Researchers at TU Darmstadt have discovered that the process which AirDrop uses to find and verify someone is a contact on a receiver’s phone can expose private information. AirDrop includes three modes; Receiving Off, Contacts Only, Everyone. The default setting is Contacts Only, which means only people within your address book can AirDrop photos, files, and more to your device.
The researchers discovered that the mutual authentication mechanism that confirms both the receiver and sender are on each other’s address book could be used to expose private information. The researchers claim that a stranger can use the mechanism and its process within the range of an iOS or macOS device with the share panel open to obtain private information. As the researchers explain:
As an attacker, it is possible to learn the phone numbers and email addresses of AirDrop users – even as a complete stranger. All they require is a Wi-Fi-capable device and physical proximity to a target that initiates the discovery process by opening the sharing pane on an iOS or macOS device.

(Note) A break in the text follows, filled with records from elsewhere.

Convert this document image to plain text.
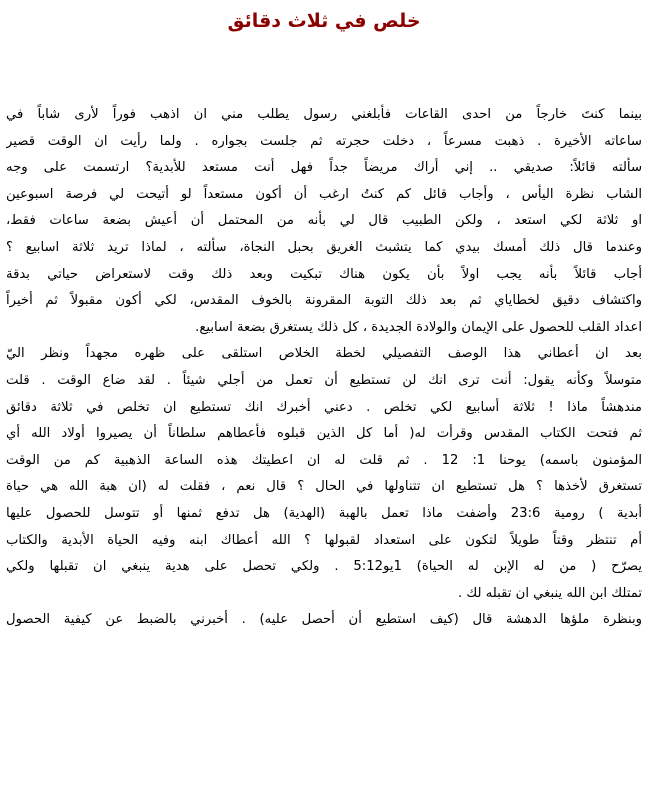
خلص في ثلاث دقائق
بينما كنتَ خارجاً من احدى القاعات فأبلغني رسول يطلب مني ان اذهب فوراً لأرى شاباً في
ساعاته الأخيرة . ذهبت مسرعاً ، دخلت حجرته ثم جلست بجواره . ولما رأيت ان الوقت قصير
سألته قائلاً: صديقي .. إني أراك مريضاً جداً فهل أنت مستعد للأبدية؟ ارتسمت على وجه
الشاب نظرة اليأس ، وأجاب قائل كم كنتُ ارغب أن أكون مستعداً لو أتيحت لي فرصة اسبوعين
او ثلاثة لكي استعد ، ولكن الطبيب قال لي بأنه من المحتمل أن أعيش بضعة ساعات فقط،
وعندما قال ذلك أمسك بيدي كما يتشبث الغريق بحبل النجاة، سألته ، لماذا تريد ثلاثة اسابيع ؟
أجاب قائلاً بأنه يجب اولاً بأن يكون هناك تبكيت وبعد ذلك وقت لاستعراض حياتي بدقة
واكتشاف دقيق لخطاياي ثم بعد ذلك التوبة المقرونة بالخوف المقدس، لكي أكون مقبولاً ثم أخيراً
اعداد القلب للحصول على الإيمان والولادة الجديدة ، كل ذلك يستغرق بضعة اسابيع.
بعد ان أعطاني هذا الوصف التفصيلي لخطة الخلاص استلقى على ظهره مجهداً ونظر اليّ
متوسلاً وكأنه يقول: أنت ترى انك لن تستطيع أن تعمل من أجلي شيئاً . لقد ضاع الوقت . قلت
مندهشاً ماذا ! ثلاثة أسابيع لكي تخلص . دعني أخبرك انك تستطيع ان تخلص في ثلاثة دقائق
ثم فتحت الكتاب المقدس وقرأت له( أما كل الذين قبلوه فأعطاهم سلطاناً أن يصيروا أولاد الله أي
المؤمنون باسمه) يوحنا 1: 12 . ثم قلت له ان اعطيتك هذه الساعة الذهبية كم من الوقت
تستغرق لأخذها ؟ هل تستطيع ان تتناولها في الحال ؟ قال نعم ، فقلت له (ان هبة الله هي حياة
أبدية ) رومية 23:6 وأضفت ماذا تعمل بالهبة (الهدية) هل تدفع ثمنها أو تتوسل للحصول عليها
أم تنتظر وقتاً طويلاً لتكون على استعداد لقبولها ؟ الله أعطاك ابنه وفيه الحياة الأبدية والكتاب
يصرّح ( من له الإبن له الحياة) 1يو5:12 . ولكي تحصل على هدية ينبغي ان تقبلها ولكي
تمتلك ابن الله ينبغي ان تقبله لك .
وبنظرة ملؤها الدهشة قال (كيف استطيع أن أحصل عليه) . أخبرني بالضبط عن كيفية الحصول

The discovered problems are rooted in Apple’s use of hash functions for “obfuscating” the exchanged phone numbers and email addresses during the discovery process. However, researchers from TU Darmstadt already showed that hashing fails to provide privacy-preserving contact discovery as so-called hash values can be quickly reversed using simple techniques such as brute-force attacks.
To determine whether the other party is a contact, AirDrop uses a mutual authentication mechanism that compares a user’s phone number and email address with entries in the other user’s address book.
According to the researchers, Apple was informed of the flaw in May of 2019, and despite several software updates since then, the flaw remains.